- Serves: 2
- Cook Time: 50 minutes
- Prep Time: 25 minutes
- Effort: medium
For the butter
- 2 lemons, juice of 1 lemon and zest of 2
- tbsp baby capers
- 1 tbsp anchovy paste
- pinches salt
- pinches cayenne pepper
- 100 g softened butter
For the gratin
- 1/2 celeriac
- 6 new potatoes, halved
- 250 g green olives, pitted, roughly chopped
- 1 tbsp olive oil
- 2 cloves garlic, crushed
- 1 white onion, finely sliced
- 450 ml fish or light vegetable stock
- 1 bunches parsley, chopped
- 1 tbsp fresh white breadcrumbs
For the fish
- 1 x 500 g lemon sole, filleted
- 100 g seasoned flour
- 1/2 tsp ground fennel seeds
- 50 g butter
- 2 tbsp olive oil
1. For the butter, combine the lemon zest with the juice of 1 lemon, and add the baby capers, anchovy paste, salt, and cayenne pepper.
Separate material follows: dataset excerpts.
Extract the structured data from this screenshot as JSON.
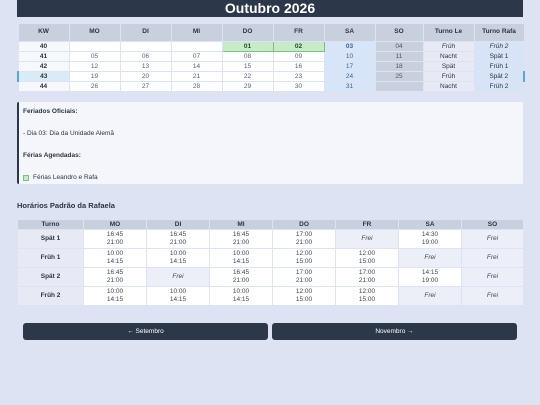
{
  "title": "Outubro 2026",
  "calendar": {
    "headers": [
      "KW",
      "MO",
      "DI",
      "MI",
      "DO",
      "FR",
      "SA",
      "SO",
      "Turno Le",
      "Turno Rafa"
    ],
    "rows": [
      {
        "kw": "40",
        "days": [
          "",
          "",
          "",
          "01",
          "02",
          "03",
          "04"
        ],
        "le": "Früh",
        "rafa": "Früh 2"
      },
      {
        "kw": "41",
        "days": [
          "05",
          "06",
          "07",
          "08",
          "09",
          "10",
          "11"
        ],
        "le": "Nacht",
        "rafa": "Spät 1"
      },
      {
        "kw": "42",
        "days": [
          "12",
          "13",
          "14",
          "15",
          "16",
          "17",
          "18"
        ],
        "le": "Spät",
        "rafa": "Früh 1"
      },
      {
        "kw": "43",
        "days": [
          "19",
          "20",
          "21",
          "22",
          "23",
          "24",
          "25"
        ],
        "le": "Früh",
        "rafa": "Spät 2"
      },
      {
        "kw": "44",
        "days": [
          "26",
          "27",
          "28",
          "29",
          "30",
          "31",
          ""
        ],
        "le": "Nacht",
        "rafa": "Früh 2"
      }
    ]
  },
  "info": {
    "holidays_title": "Feriados Oficiais:",
    "holiday_item": "- Dia 03: Dia da Unidade Alemã",
    "vacation_title": "Férias Agendadas:",
    "vacation_legend": "Férias Leandro e Rafa",
    "colors": {
      "holiday": "#c8eac8",
      "accent": "#2c3749"
    }
  },
  "schedule": {
    "title": "Horários Padrão da Rafaela",
    "headers": [
      "Turno",
      "MO",
      "DI",
      "MI",
      "DO",
      "FR",
      "SA",
      "SO"
    ],
    "rows": [
      {
        "turno": "Spät 1",
        "cells": [
          [
            "16:45",
            "21:00"
          ],
          [
            "16:45",
            "21:00"
          ],
          [
            "16:45",
            "21:00"
          ],
          [
            "17:00",
            "21:00"
          ],
          [
            "Frei"
          ],
          [
            "14:30",
            "19:00"
          ],
          [
            "Frei"
          ]
        ]
      },
      {
        "turno": "Früh 1",
        "cells": [
          [
            "10:00",
            "14:15"
          ],
          [
            "10:00",
            "14:15"
          ],
          [
            "10:00",
            "14:15"
          ],
          [
            "12:00",
            "15:00"
          ],
          [
            "12:00",
            "15:00"
          ],
          [
            "Frei"
          ],
          [
            "Frei"
          ]
        ]
      },
      {
        "turno": "Spät 2",
        "cells": [
          [
            "16:45",
            "21:00"
          ],
          [
            "Frei"
          ],
          [
            "16:45",
            "21:00"
          ],
          [
            "17:00",
            "21:00"
          ],
          [
            "17:00",
            "21:00"
          ],
          [
            "14:15",
            "19:00"
          ],
          [
            "Frei"
          ]
        ]
      },
      {
        "turno": "Früh 2",
        "cells": [
          [
            "10:00",
            "14:15"
          ],
          [
            "10:00",
            "14:15"
          ],
          [
            "10:00",
            "14:15"
          ],
          [
            "12:00",
            "15:00"
          ],
          [
            "12:00",
            "15:00"
          ],
          [
            "Frei"
          ],
          [
            "Frei"
          ]
        ]
      }
    ]
  },
  "nav": {
    "prev": "← Setembro",
    "next": "Novembro →"
  }
}
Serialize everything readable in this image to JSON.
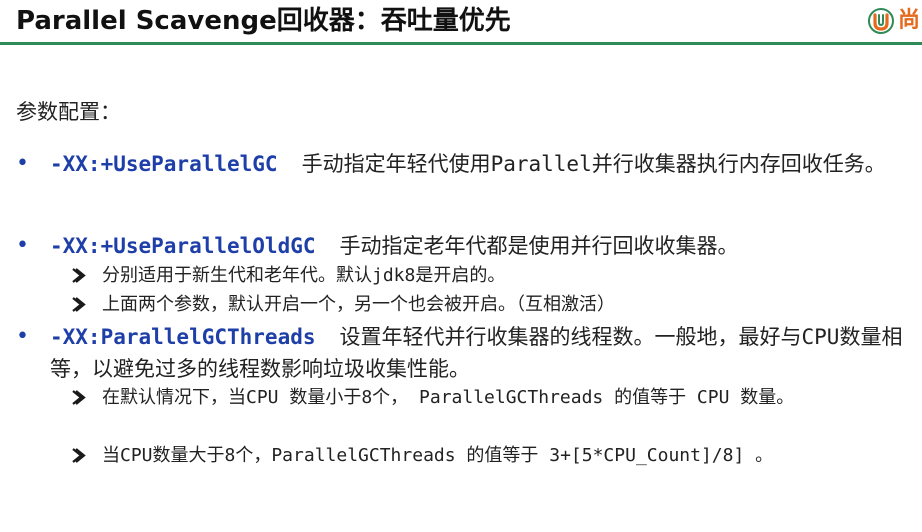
{
  "header": {
    "title": "Parallel Scavenge回收器：吞吐量优先",
    "logo_text": "尚",
    "accent_color": "#2e8b57",
    "logo_color": "#e66a1e"
  },
  "intro": "参数配置：",
  "items": [
    {
      "param": "-XX:+UseParallelGC",
      "text": "手动指定年轻代使用Parallel并行收集器执行内存回收任务。",
      "subs": []
    },
    {
      "param": "-XX:+UseParallelOldGC",
      "text": "手动指定老年代都是使用并行回收收集器。",
      "subs": [
        "分别适用于新生代和老年代。默认jdk8是开启的。",
        "上面两个参数，默认开启一个，另一个也会被开启。（互相激活）"
      ]
    },
    {
      "param": "-XX:ParallelGCThreads",
      "text": "设置年轻代并行收集器的线程数。一般地，最好与CPU数量相等，以避免过多的线程数影响垃圾收集性能。",
      "subs": [
        "在默认情况下，当CPU 数量小于8个， ParallelGCThreads 的值等于 CPU 数量。",
        "当CPU数量大于8个，ParallelGCThreads 的值等于 3+[5*CPU_Count]/8] 。"
      ]
    }
  ],
  "icons": {
    "bullet": "bullet-dot-icon",
    "sub_bullet": "arrow-right-icon",
    "logo": "logo-icon"
  }
}
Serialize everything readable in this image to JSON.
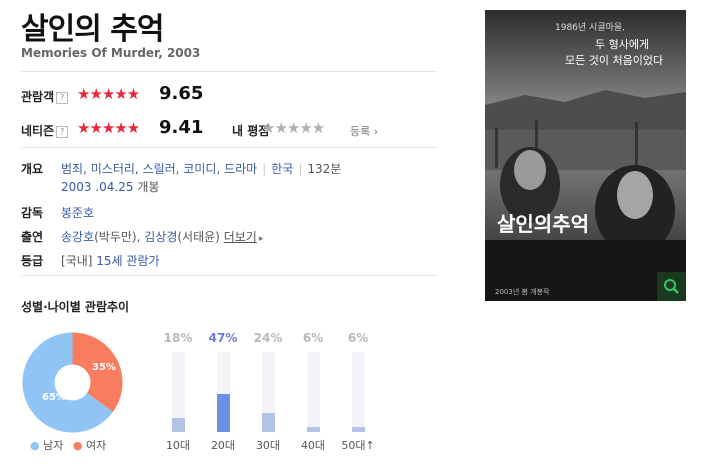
{
  "title": "살인의 추억",
  "subtitle": "Memories Of Murder, 2003",
  "ratings": {
    "audience": {
      "label": "관람객",
      "help": "?",
      "stars": "★★★★★",
      "score": "9.65",
      "value": 9.65
    },
    "netizen": {
      "label": "네티즌",
      "help": "?",
      "stars": "★★★★★",
      "score": "9.41",
      "value": 9.41
    },
    "mine": {
      "label": "내 평점",
      "stars": "★★★★★",
      "register": "등록",
      "arrow": "›"
    }
  },
  "info": {
    "overview_label": "개요",
    "genres": [
      "범죄",
      "미스터리",
      "스릴러",
      "코미디",
      "드라마"
    ],
    "country": "한국",
    "runtime": "132분",
    "release_date": "2003 .04.25",
    "release_suffix": " 개봉",
    "director_label": "감독",
    "director": "봉준호",
    "cast_label": "출연",
    "cast1": "송강호",
    "cast1_role": "(박두만)",
    "cast2": "김상경",
    "cast2_role": "(서태윤)",
    "more": "더보기",
    "more_arrow": "▸",
    "grade_label": "등급",
    "grade_prefix": "[국내]",
    "grade": "15세 관람가"
  },
  "poster": {
    "top_text": "1986년 시골마을,",
    "headline1": "두 형사에게",
    "headline2": "모든 것이 처음이었다",
    "logo_text": "살인의추억",
    "bottom_text": "2003년 봄 개봉작",
    "zoom_icon": "magnifier-icon"
  },
  "stats": {
    "title": "성별·나이별 관람추이",
    "legend_male": "남자",
    "legend_female": "여자",
    "male_label": "65%",
    "female_label": "35%",
    "colors": {
      "male": "#8fc4f5",
      "female": "#f77d5e",
      "bar": "#b3c2e6",
      "bar_highlight": "#6e8fe6",
      "pct_highlight": "#6b7fd6"
    }
  },
  "chart_data": [
    {
      "type": "pie",
      "categories": [
        "남자",
        "여자"
      ],
      "values": [
        65,
        35
      ],
      "labels": [
        "65%",
        "35%"
      ],
      "title": "성별·나이별 관람추이"
    },
    {
      "type": "bar",
      "categories": [
        "10대",
        "20대",
        "30대",
        "40대",
        "50대↑"
      ],
      "values": [
        18,
        47,
        24,
        6,
        6
      ],
      "labels": [
        "18%",
        "47%",
        "24%",
        "6%",
        "6%"
      ],
      "highlight": "20대",
      "ylim": [
        0,
        100
      ]
    }
  ]
}
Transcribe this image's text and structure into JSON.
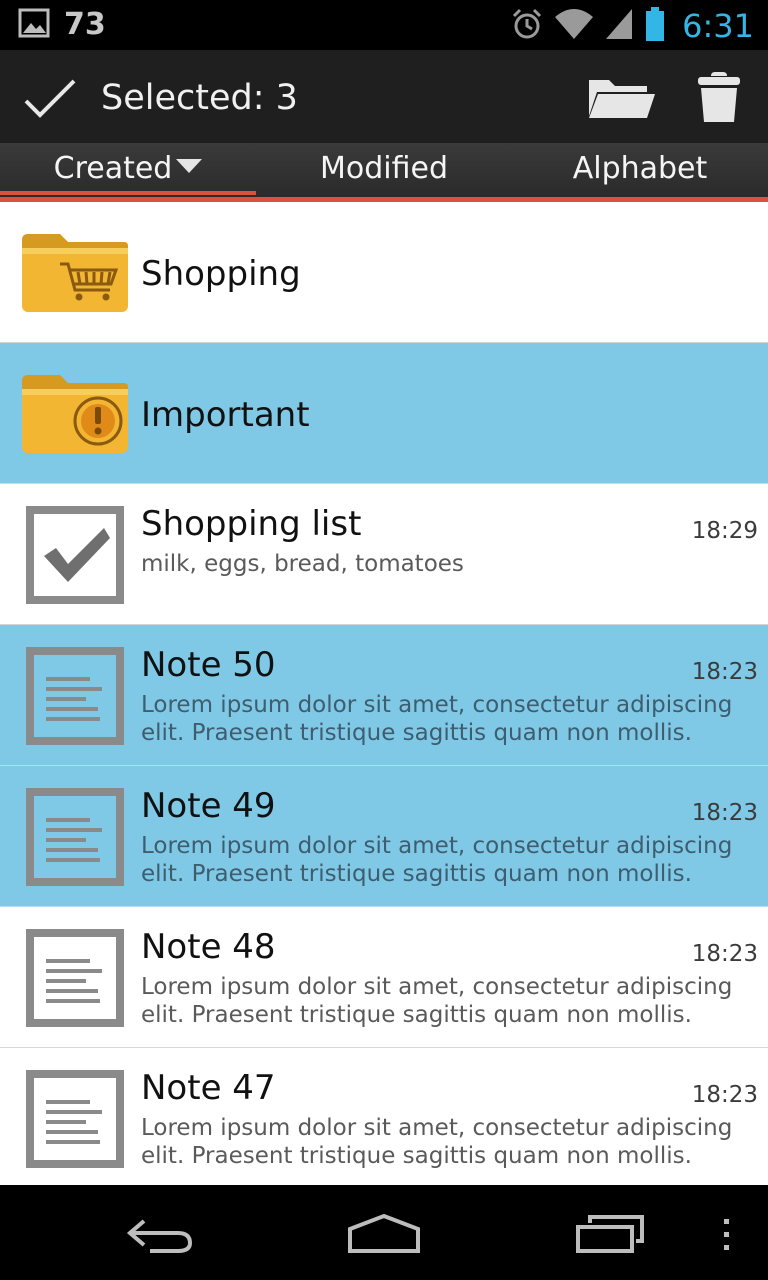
{
  "status_bar": {
    "notification_count": "73",
    "time": "6:31",
    "icons": [
      "image-notification-icon",
      "alarm-icon",
      "wifi-icon",
      "signal-icon",
      "battery-icon"
    ]
  },
  "action_bar": {
    "title": "Selected: 3",
    "icons": [
      "check-icon",
      "folder-icon",
      "trash-icon"
    ]
  },
  "tabs": [
    {
      "label": "Created",
      "active": true
    },
    {
      "label": "Modified",
      "active": false
    },
    {
      "label": "Alphabet",
      "active": false
    }
  ],
  "items": [
    {
      "type": "folder",
      "name": "Shopping",
      "icon": "shopping-cart-folder-icon",
      "selected": false
    },
    {
      "type": "folder",
      "name": "Important",
      "icon": "important-folder-icon",
      "selected": true
    },
    {
      "type": "note",
      "kind": "checklist",
      "title": "Shopping list",
      "time": "18:29",
      "body": "milk, eggs, bread, tomatoes",
      "selected": false
    },
    {
      "type": "note",
      "kind": "text",
      "title": "Note 50",
      "time": "18:23",
      "body": "Lorem ipsum dolor sit amet, consectetur adipiscing elit. Praesent tristique sagittis quam non mollis.",
      "selected": true
    },
    {
      "type": "note",
      "kind": "text",
      "title": "Note 49",
      "time": "18:23",
      "body": "Lorem ipsum dolor sit amet, consectetur adipiscing elit. Praesent tristique sagittis quam non mollis.",
      "selected": true
    },
    {
      "type": "note",
      "kind": "text",
      "title": "Note 48",
      "time": "18:23",
      "body": "Lorem ipsum dolor sit amet, consectetur adipiscing elit. Praesent tristique sagittis quam non mollis.",
      "selected": false
    },
    {
      "type": "note",
      "kind": "text",
      "title": "Note 47",
      "time": "18:23",
      "body": "Lorem ipsum dolor sit amet, consectetur adipiscing elit. Praesent tristique sagittis quam non mollis.",
      "selected": false
    }
  ],
  "nav_bar": {
    "icons": [
      "back-icon",
      "home-icon",
      "recent-apps-icon",
      "overflow-menu-icon"
    ]
  },
  "colors": {
    "selection": "#7fc9e7",
    "accent": "#d9533b",
    "status_time": "#33b5e5",
    "folder": "#f2b632"
  }
}
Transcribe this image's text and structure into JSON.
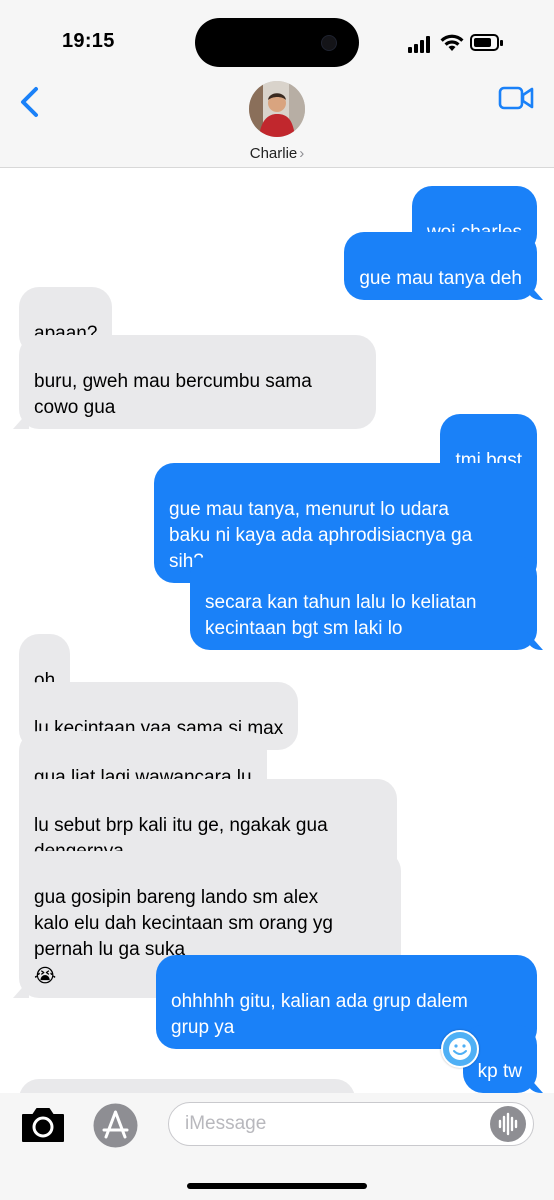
{
  "status_bar": {
    "time": "19:15"
  },
  "header": {
    "contact_name": "Charlie",
    "contact_chevron": "›"
  },
  "messages": [
    {
      "dir": "sent",
      "text": "woi charles"
    },
    {
      "dir": "sent",
      "text": "gue mau tanya deh"
    },
    {
      "dir": "recv",
      "text": "apaan?"
    },
    {
      "dir": "recv",
      "text": "buru, gweh mau bercumbu sama\ncowo gua"
    },
    {
      "dir": "sent",
      "text": "tmi bgst",
      "emoji": "😊"
    },
    {
      "dir": "sent",
      "text": "gue mau tanya, menurut lo udara\nbaku ni kaya ada aphrodisiacnya ga\nsih?"
    },
    {
      "dir": "sent",
      "text": "secara kan tahun lalu lo keliatan\nkecintaan bgt sm laki lo"
    },
    {
      "dir": "recv",
      "text": "oh",
      "emoji": "😏"
    },
    {
      "dir": "recv",
      "text": "lu kecintaan yaa sama si max"
    },
    {
      "dir": "recv",
      "text": "gua liat lagi wawancara lu",
      "emoji": "😭"
    },
    {
      "dir": "recv",
      "text": "lu sebut brp kali itu ge, ngakak gua\ndengernya",
      "emoji": "😭"
    },
    {
      "dir": "recv",
      "text": "gua gosipin bareng lando sm alex\nkalo elu dah kecintaan sm orang yg\npernah lu ga suka",
      "emoji": "😭"
    },
    {
      "dir": "sent",
      "text": "ohhhhh gitu, kalian ada grup dalem\ngrup ya"
    },
    {
      "dir": "sent",
      "text": "kp tw"
    }
  ],
  "composer": {
    "placeholder": "iMessage"
  },
  "icons": {
    "back": "chevron-left-icon",
    "video": "video-camera-icon",
    "camera": "camera-icon",
    "apps": "app-store-icon",
    "audio": "waveform-icon",
    "sticker": "sticker-icon"
  },
  "colors": {
    "sent_bubble": "#1a81f8",
    "received_bubble": "#e9e9eb",
    "accent": "#1a81f8"
  }
}
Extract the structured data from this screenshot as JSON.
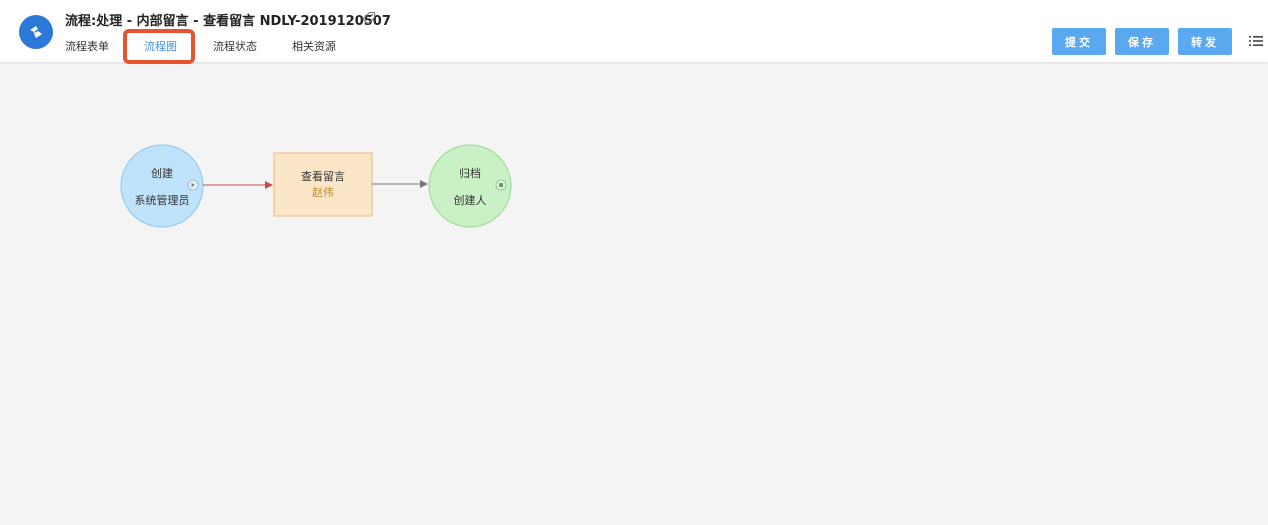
{
  "header": {
    "title": "流程:处理 - 内部留言 - 查看留言 NDLY-2019120507",
    "logo_icon": "app-logo-icon",
    "tag_icon": "tag-icon"
  },
  "tabs": [
    {
      "label": "流程表单",
      "active": false
    },
    {
      "label": "流程图",
      "active": true
    },
    {
      "label": "流程状态",
      "active": false
    },
    {
      "label": "相关资源",
      "active": false
    }
  ],
  "actions": {
    "submit_label": "提交",
    "save_label": "保存",
    "forward_label": "转发",
    "button_color": "#5aa8ef",
    "menu_icon": "list-menu-icon"
  },
  "flow": {
    "start": {
      "title": "创建",
      "assignee": "系统管理员",
      "color": "#bfe3fb"
    },
    "task": {
      "title": "查看留言",
      "assignee": "赵伟",
      "color": "#fbe6c8"
    },
    "end": {
      "title": "归档",
      "assignee": "创建人",
      "color": "#c9f1c5"
    }
  },
  "colors": {
    "accent": "#4a90e2",
    "highlight": "#e8532e",
    "logo": "#2a79d7"
  }
}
Stir this mixture into the softened butter and dollop onto a sheet of plastic wrap.
2. Wrap the plastic wrap around the butter and shape into a cylinder; chill for about 1 hour.
3. For the gratin; cut the celeriac into wedges and combine with the potatoes and olives. Tip into an ovenproof casserole dish and set aside. Preheat the oven to 170C/gas 3.
4. Heat the oil in a saucepan and add the garlic and onions. Cover and cook for 10 minutes, until the onions have softened. Mix with the celeriac and potatoes
5. Pour over the stock and sprinkle with the chopped parsley. Scatter the breadcrumbs over the gratin.
6. Cover with foil and bake for 40 minutes, until the vegetables are tender and the breadcrumbs coloured.
7. For the fish; dust the fish fillets in seasoned flour mixed with the ground fennel seeds. Heat the butter and oil in a frying pan and cook the fish for about 2-3 minutes on each side. Serve with a pat of chilled lemon butter on top, accompanied with the gratin and a wedge of lemon on the side. Any left over butter can be stored in the freezer.